More Things You Shouldn’t Put On A Dating Profile: How to Online Date

It’s a scary world out there, but the fact is that you gotta live in it, and for some of us, date in it.

I haven’t dared to reach out to some of the nut jobs I see online, but I have learned some valuable lessons.

Dudes, if you want to nab a date or a hot “ride” for the night, here are some additional things you need to consider. To read my first 5 tips for what to NOT put on your online dating profile boys, go here.

Now without further adieu, here goes part II:

Your Penis Size

I saw a dude’s profile and under a question titled “Something private about yourself,” he announced he was well-endowed. He then added an update stating he won’t send people photos of his penis but that his penis size is somewhere in the likes of 11 inches long and 8 inches girth.


Unless you have a foot for a penis and I hope you don’t because I find feet a bit creepy, I call bullshit.

I also think that any fool can go online and say, “Yeah, I’m 5’10” when really he’s 5’5.
Don’t believe the hype ladies unless you’ve seen the foot, I mean penis yourself.

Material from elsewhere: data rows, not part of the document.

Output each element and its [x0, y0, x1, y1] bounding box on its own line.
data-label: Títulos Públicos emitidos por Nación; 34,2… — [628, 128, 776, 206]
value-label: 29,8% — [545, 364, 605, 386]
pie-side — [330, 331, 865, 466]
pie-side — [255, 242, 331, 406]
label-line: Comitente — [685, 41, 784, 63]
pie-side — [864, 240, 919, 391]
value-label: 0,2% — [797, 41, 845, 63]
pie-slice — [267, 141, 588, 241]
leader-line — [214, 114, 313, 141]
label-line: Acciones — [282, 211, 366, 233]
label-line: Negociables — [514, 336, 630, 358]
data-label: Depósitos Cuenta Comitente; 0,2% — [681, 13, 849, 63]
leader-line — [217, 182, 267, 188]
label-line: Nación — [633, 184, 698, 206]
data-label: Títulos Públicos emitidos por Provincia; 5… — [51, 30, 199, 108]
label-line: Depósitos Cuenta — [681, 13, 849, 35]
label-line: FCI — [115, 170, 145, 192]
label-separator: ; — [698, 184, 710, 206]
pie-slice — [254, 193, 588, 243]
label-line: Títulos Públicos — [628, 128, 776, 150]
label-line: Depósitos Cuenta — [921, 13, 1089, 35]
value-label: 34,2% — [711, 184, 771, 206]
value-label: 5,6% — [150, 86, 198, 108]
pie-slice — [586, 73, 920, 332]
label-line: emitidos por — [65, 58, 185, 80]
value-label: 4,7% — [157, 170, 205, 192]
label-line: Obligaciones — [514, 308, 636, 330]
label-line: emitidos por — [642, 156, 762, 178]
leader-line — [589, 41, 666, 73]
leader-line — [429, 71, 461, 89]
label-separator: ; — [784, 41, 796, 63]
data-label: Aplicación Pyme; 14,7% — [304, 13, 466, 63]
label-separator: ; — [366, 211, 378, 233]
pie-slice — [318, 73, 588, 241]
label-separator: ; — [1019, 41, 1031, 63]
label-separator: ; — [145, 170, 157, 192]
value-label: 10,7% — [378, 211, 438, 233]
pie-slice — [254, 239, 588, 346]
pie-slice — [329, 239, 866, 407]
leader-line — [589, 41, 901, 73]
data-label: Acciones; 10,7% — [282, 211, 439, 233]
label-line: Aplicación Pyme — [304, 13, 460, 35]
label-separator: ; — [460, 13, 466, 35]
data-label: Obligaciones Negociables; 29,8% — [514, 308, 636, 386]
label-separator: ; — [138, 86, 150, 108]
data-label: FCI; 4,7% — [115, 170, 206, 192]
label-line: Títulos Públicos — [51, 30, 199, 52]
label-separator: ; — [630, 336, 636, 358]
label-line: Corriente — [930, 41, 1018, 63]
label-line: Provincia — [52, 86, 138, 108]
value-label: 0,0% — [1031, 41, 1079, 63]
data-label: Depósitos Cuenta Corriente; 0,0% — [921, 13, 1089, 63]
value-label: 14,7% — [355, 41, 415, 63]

And if you have, send me photos.


I saw an old friend online spouting to be 28…more like 35.

Sometimes people, especially women, lie about age by a year or 3 in order to get responses. While I can’t totally blame anyone, just be prepared for some dates to get angry.

Vituperative Messages

One dude has messaged me 4 times. I have not responded, but I have read the messages because they’re batshit crazy and amusing. Let me be clear: I find most of this stuff entertaining still and not a real way to actually meet someone. I met my husband through social media and he had shared mutual friends. Way more trustworthy.

Anyway, dude was yelling at me like, “Least you could do is say you’re not interested! Why aren’t you messaging me?”

After this 50th message…you would think he’d get the hint as I still ignore him.


Single Again

Get an original profile name. I have seen a billion versions of single again. No crap jerk. Most of us are single again and that’s why we are all here desperate to find one sane person to grab coffee with without being sent down a river.

Get original.

Not Too Original

One dude messaged me saying, “I like your nose. You look dangerous.”

It was amusing, but nothing more than that. Since when was a 100 pound 5’1 and a half–that half is important–dangerous?

I rest my case.

Be unique but not so weird that there is no hope for you.